Virginia State Police institute cameras to catch texting drivers
Texting involved in 20 percent of 2013 fatal crashes
The Virginia State Police recently implemented a new policing tactic to combat texting while driving. In District VI, which covers the Salem and Roanoke area, police officers have begun taking pictures of drivers in the act of texting, using these photographs as evidence to pull over and fine perpetrators.
Until last year, texting was a secondary offense in Virginia, meaning a police officer could only pull a texter over if they were committing another offense, such as speeding or reckless driving, as well. But on July 1, 2013, texting was declared a primary offense, enabling officers to pull drivers over for texting alone. This legislative reform, combined with innovative measures such as those in District VI, have greatly improved roadway safety in Virginia, according to a VSP release.
A 2014 Virginia State Police news release said 20 percent of 2013 fatal car accidents in Virginia were caused by texting while driving, accounting for roughly 131 deaths. During the first six months with texting as a primary offense, 567 individuals were charged.
Sergeant Robert Carpentieri has played a critical role in the institution of District VI’s new program. Carpentieri said the use of photographic evidence eliminates any question of doubt and forces perpetrators to accept responsibility for their actions.
“When a patrol officer is in a regular police car, and it’s low to the ground, it’s hard to observe these types of violations because people are not always going to hold the phone up to their face and text like that,” Carpentieri said. “It’s not an easy violation to spot and to enforce.”
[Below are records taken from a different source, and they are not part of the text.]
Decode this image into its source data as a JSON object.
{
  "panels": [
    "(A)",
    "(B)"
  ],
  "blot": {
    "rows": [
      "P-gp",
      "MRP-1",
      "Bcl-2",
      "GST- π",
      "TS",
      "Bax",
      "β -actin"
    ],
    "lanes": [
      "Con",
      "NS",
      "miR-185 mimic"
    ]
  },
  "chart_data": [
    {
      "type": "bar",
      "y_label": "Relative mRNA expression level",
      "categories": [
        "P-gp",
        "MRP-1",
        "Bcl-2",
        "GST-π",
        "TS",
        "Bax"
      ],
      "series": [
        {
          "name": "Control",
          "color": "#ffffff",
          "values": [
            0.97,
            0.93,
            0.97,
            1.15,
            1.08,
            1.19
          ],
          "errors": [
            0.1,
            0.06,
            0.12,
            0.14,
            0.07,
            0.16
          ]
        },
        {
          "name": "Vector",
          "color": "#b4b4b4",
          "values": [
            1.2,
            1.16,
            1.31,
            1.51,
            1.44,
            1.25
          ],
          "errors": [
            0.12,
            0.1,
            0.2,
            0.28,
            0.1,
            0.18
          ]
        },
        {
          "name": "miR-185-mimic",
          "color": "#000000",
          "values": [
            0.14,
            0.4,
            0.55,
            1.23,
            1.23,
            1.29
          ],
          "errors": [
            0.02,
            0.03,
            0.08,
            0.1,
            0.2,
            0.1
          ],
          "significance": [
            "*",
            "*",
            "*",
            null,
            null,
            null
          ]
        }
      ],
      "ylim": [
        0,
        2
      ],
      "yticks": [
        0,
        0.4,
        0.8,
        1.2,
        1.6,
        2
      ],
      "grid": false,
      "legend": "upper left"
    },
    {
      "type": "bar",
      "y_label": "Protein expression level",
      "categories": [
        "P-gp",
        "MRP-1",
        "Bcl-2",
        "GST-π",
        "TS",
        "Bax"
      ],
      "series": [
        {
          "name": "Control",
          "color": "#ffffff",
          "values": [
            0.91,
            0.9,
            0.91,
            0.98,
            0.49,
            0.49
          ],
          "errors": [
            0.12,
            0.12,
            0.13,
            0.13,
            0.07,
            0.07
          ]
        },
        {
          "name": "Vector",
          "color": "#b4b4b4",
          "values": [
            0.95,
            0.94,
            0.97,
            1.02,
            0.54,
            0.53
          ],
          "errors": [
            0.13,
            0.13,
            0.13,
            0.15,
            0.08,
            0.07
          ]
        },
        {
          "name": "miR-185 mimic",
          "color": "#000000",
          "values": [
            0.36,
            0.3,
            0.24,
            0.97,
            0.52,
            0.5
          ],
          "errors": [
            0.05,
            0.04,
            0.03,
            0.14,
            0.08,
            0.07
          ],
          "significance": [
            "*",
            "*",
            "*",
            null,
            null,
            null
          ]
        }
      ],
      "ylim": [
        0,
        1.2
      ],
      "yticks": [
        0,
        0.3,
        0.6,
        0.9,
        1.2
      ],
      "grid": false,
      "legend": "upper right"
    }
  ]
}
The new policy has effectively overcome the challenges presented when enforcing the law. Officers in Carpentieri’s district managed to ticket 26 offenders in just the first eight hours, suggesting the program will only become more effective as the Virginia State Police are able to devote more resources to it.
Moreover, Carpentieri said, pulling over an individual for texting while driving can often lead to charges for other offenses. Describing these charges, Carpentieri said that, “some of them are for suspended licenses, [and] one was a drug charge.”
The fine for the first texting offense is $125, and the minimum fine for a second offense is $250.
Carpentieri said the new policy is strictly a safety precaution.
“The main premise behind this is that we’re trying to make the roads safer for people to travel on [and] come up with new initiatives to try to reduce traffic crashes and fatalities,” Carpentieri said. “[Texting while driving] is definitely a distraction and statistics prove that.”
First-year College Student Evan Rosen said texting while driving “is something that’s clearly unsafe and should be put to an end.”
Rosen said the Virginia State Police’s new policy is particularly relevant to University students, saying young adults are at risk of committing an offense “more so than any other age group, because we grew up texting.”